Наиболее сильный артиллерийский огонь был сосредоточен на фольварке. Над пылающими зданиями поминутно блистали разрывы шрапнелей, и по сторонам углом сломанной черты окопов взлетали космато-черные столбы. Из-за ручья, в тростниках и траве, вспыхивали иголочки ружейной стрельбы.
Рррррах, ррррррах, — сотрясали воздух разрывы тяжелых снарядов. Ппах, ппах, ппах, — слабо лопалась шрапнель над рекой, над лугами и на этой стороне, над окопами второй, третьей и четвертой роты. Ррррруу, рррруу, — катился громовой грохот из-за холмов, где зарницами вспыхивали двенадцать немецких батарей. Сссык, сссык, — свистали в воздухе, уносясь за эти холмы, ответные наши снаряды. От шума ломило в уши, давило грудь, злоба подкатывала под сердце.

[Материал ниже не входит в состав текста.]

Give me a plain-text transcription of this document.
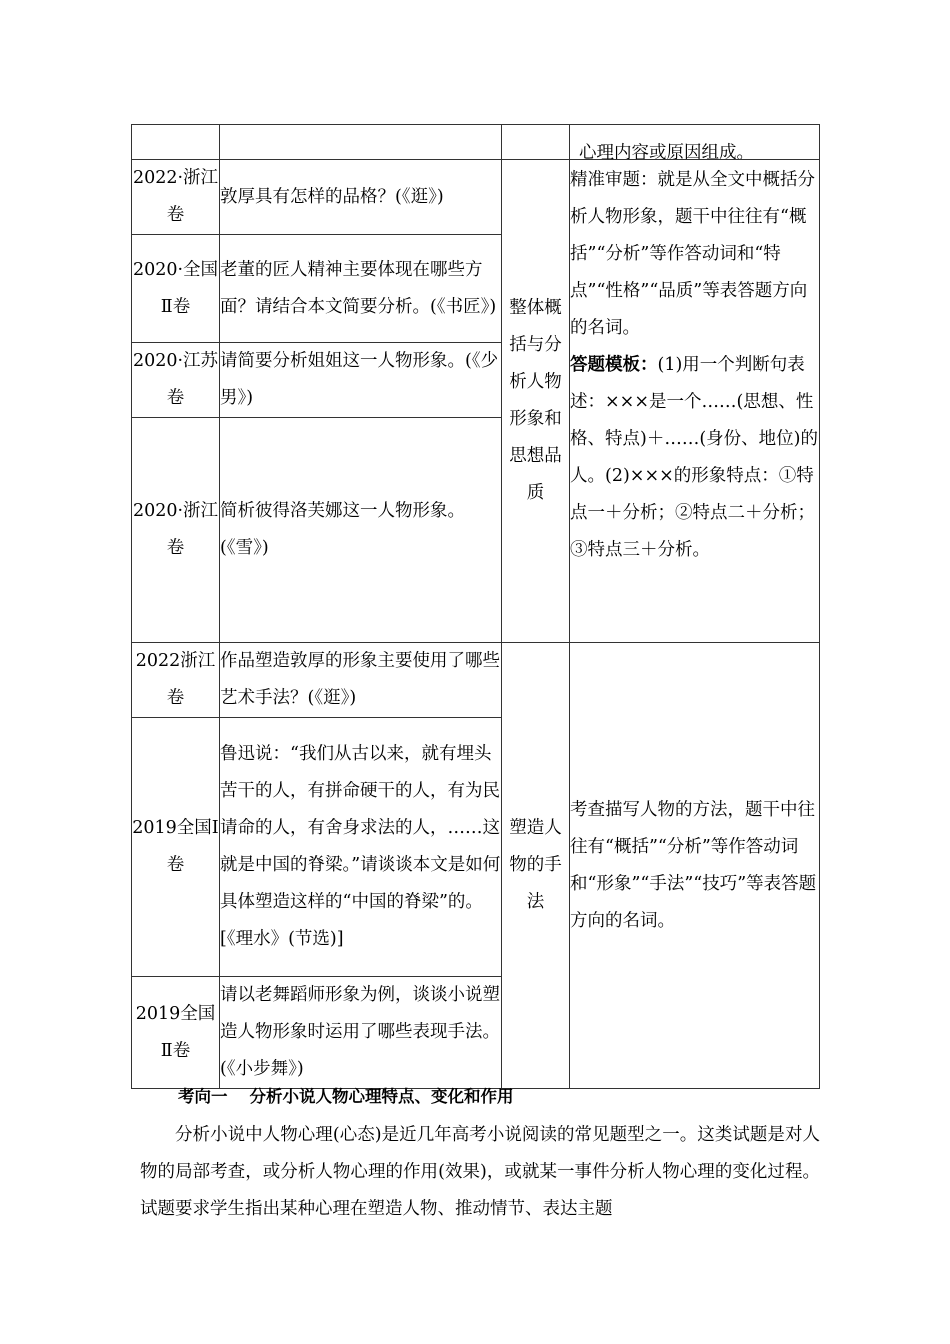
心理内容或原因组成。

2022·浙江卷	敦厚具有怎样的品格？(《逛》)	整体概括与分析人物形象和思想品质	精准审题：就是从全文中概括分析人物形象，题干中往往有“概括”“分析”等作答动词和“特点”“性格”“品质”等表答题方向的名词。
答题模板：(1)用一个判断句表述：×××是一个……(思想、性格、特点)＋……(身份、地位)的人。(2)×××的形象特点：①特点一＋分析；②特点二＋分析；③特点三＋分析。
2020·全国Ⅱ卷	老董的匠人精神主要体现在哪些方面？请结合本文简要分析。(《书匠》)		
2020·江苏卷	请简要分析姐姐这一人物形象。(《少男》)		
2020·浙江卷	简析彼得洛芙娜这一人物形象。(《雪》)		
2022浙江卷	作品塑造敦厚的形象主要使用了哪些艺术手法？(《逛》)	塑造人物的手法	考查描写人物的方法，题干中往往有“概括”“分析”等作答动词和“形象”“手法”“技巧”等表答题方向的名词。
2019全国Ⅰ卷	鲁迅说：“我们从古以来，就有埋头苦干的人，有拼命硬干的人，有为民请命的人，有舍身求法的人，……这就是中国的脊梁。”请谈谈本文是如何具体塑造这样的“中国的脊梁”的。[《理水》(节选)]		
2019全国Ⅱ卷	请以老舞蹈师形象为例，谈谈小说塑造人物形象时运用了哪些表现手法。(《小步舞》)		
考向一 分析小说人物心理特点、变化和作用
分析小说中人物心理(心态)是近几年高考小说阅读的常见题型之一。这类试题是对人物的局部考查，或分析人物心理的作用(效果)，或就某一事件分析人物心理的变化过程。试题要求学生指出某种心理在塑造人物、推动情节、表达主题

Так продолжалось долго, очень долго. Жадов взглянул на светящиеся часы: показывало половину третьего, значит — уже светает, и надо ждать атаки.

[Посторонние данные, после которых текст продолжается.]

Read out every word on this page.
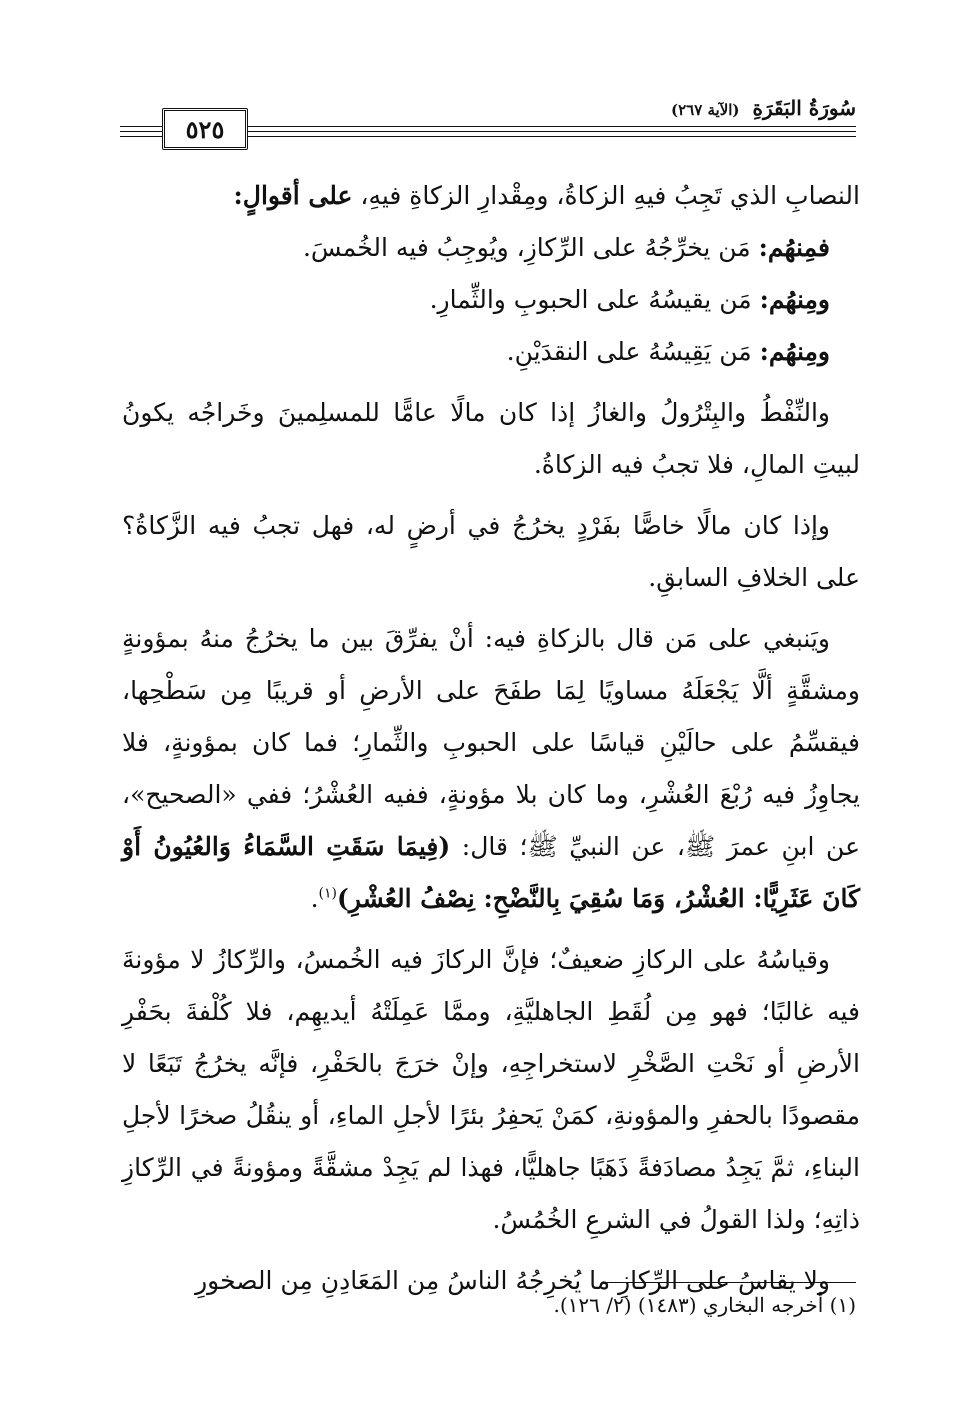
سُورَةُ البَقَرَةِ (الآية ٢٦٧)
٥٢٥

النصابِ الذي تَجِبُ فيهِ الزكاةُ، ومِقْدارِ الزكاةِ فيهِ، على أقوالٍ:

فمِنهُم: مَن يخرِّجُهُ على الرِّكازِ، ويُوجِبُ فيه الخُمسَ.

ومِنهُم: مَن يقيسُهُ على الحبوبِ والثِّمارِ.

ومِنهُم: مَن يَقِيسُهُ على النقدَيْنِ.

والنِّفْطُ والبِتْرُولُ والغازُ إذا كان مالًا عامًّا للمسلِمينَ وخَراجُه يكونُ لبيتِ المالِ، فلا تجبُ فيه الزكاةُ.

وإذا كان مالًا خاصًّا بفَرْدٍ يخرُجُ في أرضٍ له، فهل تجبُ فيه الزَّكاةُ؟ على الخلافِ السابقِ.

ويَنبغي على مَن قال بالزكاةِ فيه: أنْ يفرِّقَ بين ما يخرُجُ منهُ بمؤونةٍ ومشقَّةٍ ألَّا يَجْعَلَهُ مساويًا لِمَا طفَحَ على الأرضِ أو قريبًا مِن سَطْحِها، فيقسِّمُ على حالَيْنِ قياسًا على الحبوبِ والثِّمارِ؛ فما كان بمؤونةٍ، فلا يجاوِزُ فيه رُبْعَ العُشْرِ، وما كان بلا مؤونةٍ، ففيه العُشْرُ؛ ففي «الصحيح»، عن ابنِ عمرَ ﷺ، عن النبيِّ ﷺ؛ قال: (فِيمَا سَقَتِ السَّمَاءُ وَالعُيُونُ أَوْ كَانَ عَثَرِيًّا: العُشْرُ، وَمَا سُقِيَ بِالنَّضْحِ: نِصْفُ العُشْرِ)$^{(١)}$.

وقياسُهُ على الركازِ ضعيفٌ؛ فإنَّ الركازَ فيه الخُمسُ، والرِّكازُ لا مؤونةَ فيه غالبًا؛ فهو مِن لُقَطِ الجاهليَّةِ، وممَّا عَمِلَتْهُ أيديهِم، فلا كُلْفةَ بحَفْرِ الأرضِ أو نَحْتِ الصَّخْرِ لاستخراجِهِ، وإنْ خرَجَ بالحَفْرِ، فإنَّه يخرُجُ تَبَعًا لا مقصودًا بالحفرِ والمؤونةِ، كمَنْ يَحفِرُ بئرًا لأجلِ الماءِ، أو ينقُلُ صخرًا لأجلِ البناءِ، ثمَّ يَجِدُ مصادَفةً ذَهَبًا جاهليًّا، فهذا لم يَجِدْ مشقَّةً ومؤونةً في الرِّكازِ ذاتِهِ؛ ولذا القولُ في الشرعِ الخُمُسُ.

ولا يقاسُ على الرِّكازِ ما يُخرِجُهُ الناسُ مِن المَعَادِنِ مِن الصخورِ

(١) أخرجه البخاري (١٤٨٣) (٢/ ١٢٦).
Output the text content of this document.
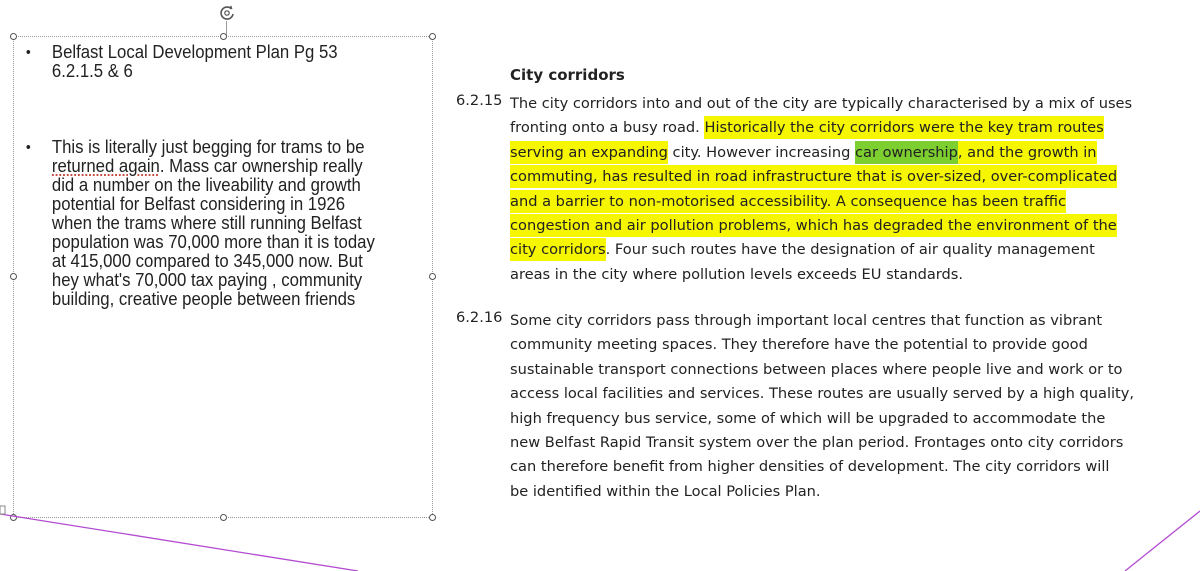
• Belfast Local Development Plan Pg 53
6.2.1.5 & 6
• This is literally just begging for trams to be
returned again. Mass car ownership really
did a number on the liveability and growth
potential for Belfast considering in 1926
when the trams where still running Belfast
population was 70,000 more than it is today
at 415,000 compared to 345,000 now. But
hey what's 70,000 tax paying , community
building, creative people between friends
City corridors
6.2.15 The city corridors into and out of the city are typically characterised by a mix of uses
fronting onto a busy road. Historically the city corridors were the key tram routes
serving an expanding city. However increasing car ownership, and the growth in
commuting, has resulted in road infrastructure that is over-sized, over-complicated
and a barrier to non-motorised accessibility. A consequence has been traffic
congestion and air pollution problems, which has degraded the environment of the
city corridors. Four such routes have the designation of air quality management
areas in the city where pollution levels exceeds EU standards.
6.2.16 Some city corridors pass through important local centres that function as vibrant
community meeting spaces. They therefore have the potential to provide good
sustainable transport connections between places where people live and work or to
access local facilities and services. These routes are usually served by a high quality,
high frequency bus service, some of which will be upgraded to accommodate the
new Belfast Rapid Transit system over the plan period. Frontages onto city corridors
can therefore benefit from higher densities of development. The city corridors will
be identified within the Local Policies Plan.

Действительно, грохот артиллерийской стрельбы усилился, еще сильнее закипела вода в реке, снаряды били по переправам и холмам по этой стороне. Иногда глухо начинала дрожать земля, и сыпались глина и камешки со стен и потолка блиндажа. Но на площади догоравшего фольварка стало тихо. И вдруг издалека, наискось к реке, взвились огненными лентами десятки ракет, и земля озарилась, как будто солнцем. Когда огни погасли, на несколько минут стало совсем темно. Немцы поднялись из убежищ и пошли в атаку.
В неясном сумраке рассвета Жадов разглядел наконец далеко на лугу двигающиеся фигурки, они то припадали, то перегоняли друг друга. Навстречу им с фольварка не вспыхнул ни один огонек. Жадов, обернувшись, крикнул:
— Ленту!
Пулемет задрожал, как от дьявольской ярости, торопливо стал выплевывать свинец, удушать едкой гарью. Сейчас же быстрее задвигались фигурки по лугу, иные припали. Но уже все поле было полно точками наступающих. Передние из них подбегали к разрушенным окопам шестой роты. Оттуда поднялось десятка два человек. И около этого места быстро, быстро сбилась толпа.
Этот бой за фольварк был лишь ничтожной частью огромного, сражения, разыгравшегося на фронте протяжением в несколько сот верст и стоившего обеим сторонам несколько сот тысяч жизней.
Русскими фольварк был занят две недели тому назад для того, чтобы обеспечить себе плацдарм в случае наступления через реку. Немцы решили занять фольварк для того, чтобы вынести ближе к реке наблюдательный пункт. Та и другая цель была важна только для начальников дивизий — немецкой и русской, входила в глубоко обдуманный ими во всех мелочах стратегический план весенней кампании.
Командующий русской дивизией генерал Добров, полгода тому назад с высочайшего соизволения переменивший на таковую свою прежнюю нерусскую фамилию, сидел за преферансом в то время, когда было получено сообщение о наступлении немцев в секторе Усольского полка.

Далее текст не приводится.